A weblog about god, doubt, insomnia, culture, baseball


my old olde towne team

it's odd starting a season w/o a "hometown 9" for the first time in 3 summers. when we moved to boston, i already loved the red sox, but as my friend todd pointed out, if the sox matched up w/ the braves/cubs . . . then my sox loyalty had run out all the tether. but the first season i got to watch practically every game on nesn or fox13 or wb38 or wherever the game happened to be that night, i was hooked. when i was younger my family always traveled to a series a year that one of my favorite clubs was participating in, usually atlanta or maybe the texas rangers and whoever. now i had a hometown team! these were my guys! i woke up and checked the globe for the box score if they'd been on the (irredeemedly evil) west coast the night before. lifesize pictures of these guys were on the windows of my dunkin' donuts. they raised money for the jimmy fund and even for that stupid hot dog safari thing fat old tongue-tied eddie andelman hawked every summer (i'll never forgive him for the "yankee elimination pahty" debacle). they went on sports sunday late @ night to talk to the same guys who would interview them the next day on weei or 1510thezone, and the same guys were out there listening. we think football is somehow holy in the south? we have no idea (except maybe the bengal tigahs and their "daah da daaaaaaaah dah!!"). the red sox are a religion, and it's adherents are cab drivers and millionaires, 8-year-olds and guys who haven't missed a game @ fenway since that williams kid was a rook, cape codders and guys from southie (even a transplanted family from way, way down southie in the land of cotton).

i write all this b/c i miss it so. and i can't even think of what mental duress i would suffer were the sox blessed enough to win a series this year when i'm stranded away from the fens! but that's what guys like dennis, girls like renee' (she's more rabid than me, for chrissake), and guys like the gentleman on the other end of the phone @ directv when i place that call tomorrow are for.

i admit, though, that i toyed w/ not bringing up curses @ all. i don't particularly care to sell any more books for shaughnessey, to be right up front about it. and my friend, brian birkey, commented tonight that he finds himself in the camp w/ bill littlefield who wrote in the globe last week: Boston fans are not rooting for a team that's cursed.
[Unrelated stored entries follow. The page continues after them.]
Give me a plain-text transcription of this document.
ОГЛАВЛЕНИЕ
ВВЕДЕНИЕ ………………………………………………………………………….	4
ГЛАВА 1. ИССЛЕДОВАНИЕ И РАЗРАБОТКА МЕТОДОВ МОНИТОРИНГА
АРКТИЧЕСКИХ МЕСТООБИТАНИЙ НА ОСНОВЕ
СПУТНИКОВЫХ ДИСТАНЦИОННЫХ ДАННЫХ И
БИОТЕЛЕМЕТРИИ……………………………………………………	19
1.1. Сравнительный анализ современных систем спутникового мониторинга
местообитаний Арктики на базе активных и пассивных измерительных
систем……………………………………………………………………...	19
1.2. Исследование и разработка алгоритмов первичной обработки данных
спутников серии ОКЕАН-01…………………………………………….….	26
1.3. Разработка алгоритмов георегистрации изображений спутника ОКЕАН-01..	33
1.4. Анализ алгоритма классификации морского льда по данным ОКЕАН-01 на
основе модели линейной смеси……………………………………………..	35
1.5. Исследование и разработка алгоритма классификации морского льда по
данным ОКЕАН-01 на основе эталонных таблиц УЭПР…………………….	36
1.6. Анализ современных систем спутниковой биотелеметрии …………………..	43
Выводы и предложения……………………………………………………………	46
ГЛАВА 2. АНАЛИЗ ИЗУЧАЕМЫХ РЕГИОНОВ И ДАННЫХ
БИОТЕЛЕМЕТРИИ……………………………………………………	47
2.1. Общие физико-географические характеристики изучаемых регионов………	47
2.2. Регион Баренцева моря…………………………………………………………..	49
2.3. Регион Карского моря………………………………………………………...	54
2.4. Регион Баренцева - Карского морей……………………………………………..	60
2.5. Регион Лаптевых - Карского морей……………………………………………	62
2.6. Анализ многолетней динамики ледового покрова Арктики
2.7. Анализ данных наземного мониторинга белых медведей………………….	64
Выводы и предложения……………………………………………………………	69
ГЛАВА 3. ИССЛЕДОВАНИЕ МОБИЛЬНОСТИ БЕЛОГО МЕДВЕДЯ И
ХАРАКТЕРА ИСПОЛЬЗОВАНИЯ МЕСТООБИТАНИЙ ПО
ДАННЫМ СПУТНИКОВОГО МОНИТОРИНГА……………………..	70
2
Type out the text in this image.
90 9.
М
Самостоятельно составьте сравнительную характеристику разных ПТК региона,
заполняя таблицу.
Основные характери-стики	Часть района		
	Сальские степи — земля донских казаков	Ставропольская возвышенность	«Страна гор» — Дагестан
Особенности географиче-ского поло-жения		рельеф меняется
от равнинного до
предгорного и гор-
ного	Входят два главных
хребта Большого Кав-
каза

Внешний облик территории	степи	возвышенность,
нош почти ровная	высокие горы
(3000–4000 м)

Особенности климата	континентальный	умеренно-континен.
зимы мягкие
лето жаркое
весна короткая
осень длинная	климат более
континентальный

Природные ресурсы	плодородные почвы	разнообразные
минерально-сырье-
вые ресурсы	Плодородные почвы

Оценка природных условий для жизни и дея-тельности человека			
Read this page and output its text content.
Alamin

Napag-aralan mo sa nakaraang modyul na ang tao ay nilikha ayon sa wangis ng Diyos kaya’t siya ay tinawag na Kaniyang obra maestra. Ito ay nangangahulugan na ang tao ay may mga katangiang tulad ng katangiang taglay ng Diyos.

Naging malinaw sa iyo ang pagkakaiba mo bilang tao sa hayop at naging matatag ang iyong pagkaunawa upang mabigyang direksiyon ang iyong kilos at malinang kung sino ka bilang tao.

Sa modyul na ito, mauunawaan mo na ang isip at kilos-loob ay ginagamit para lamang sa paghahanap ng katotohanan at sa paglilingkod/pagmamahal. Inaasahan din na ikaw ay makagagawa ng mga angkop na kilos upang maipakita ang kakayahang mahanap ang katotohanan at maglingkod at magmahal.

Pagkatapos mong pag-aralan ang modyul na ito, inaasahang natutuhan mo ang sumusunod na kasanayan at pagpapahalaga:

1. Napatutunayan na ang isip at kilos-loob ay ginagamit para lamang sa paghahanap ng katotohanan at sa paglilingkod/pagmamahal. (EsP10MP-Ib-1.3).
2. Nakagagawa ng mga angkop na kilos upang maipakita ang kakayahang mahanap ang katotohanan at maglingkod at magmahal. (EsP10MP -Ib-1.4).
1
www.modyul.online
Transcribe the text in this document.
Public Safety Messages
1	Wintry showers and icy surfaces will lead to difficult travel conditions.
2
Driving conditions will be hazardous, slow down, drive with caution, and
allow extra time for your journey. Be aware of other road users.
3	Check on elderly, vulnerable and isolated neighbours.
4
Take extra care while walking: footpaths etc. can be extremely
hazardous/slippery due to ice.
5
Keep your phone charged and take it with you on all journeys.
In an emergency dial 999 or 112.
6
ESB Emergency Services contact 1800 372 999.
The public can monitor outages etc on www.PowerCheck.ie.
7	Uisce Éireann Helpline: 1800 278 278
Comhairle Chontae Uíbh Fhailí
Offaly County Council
They are rooting for a team that's blessed, if they'd only see it — a team better than any other at generating the sort of tales the ancients used to tell one another around flickering fires — not easy tales of annual triumph but long, episodic, sustaining stories of struggle, promise and promise subverted, frailty, cowardice, terrible surprise, failure, and loss; in short, tales of each of us and of all of us. i also like littlefield's recounting of the line, and probably not an apocryphal one @ that, spoken by the barkeep who shut off the TV and said in the dumb hush that followed the last out, "The sons of bitches killed our fathers, and now they're coming after us." That's said to have happened in Connecticut after the '78 playoff game against the Yankees, but it doesn't matter, does it? It could have happened in '67, or '75, or '86, or '03.

nope. it doesn't matter. whether i'm in boston or oxford or tokyo, i'll be watching the sox on sunday night. and i'll listen to some webradio on monday to hear all the cryin' and spittin' and whinin' and (simultaneously) "the yanks are done" ballyhoo that 'al from the cape' of whatever infamous radio pseudo-personality blurts on the air. and i'll be in heaven. which, after much theological reflection, i understand to be a little like fenway. but w/ not as good italian sausage and wine instead of beer.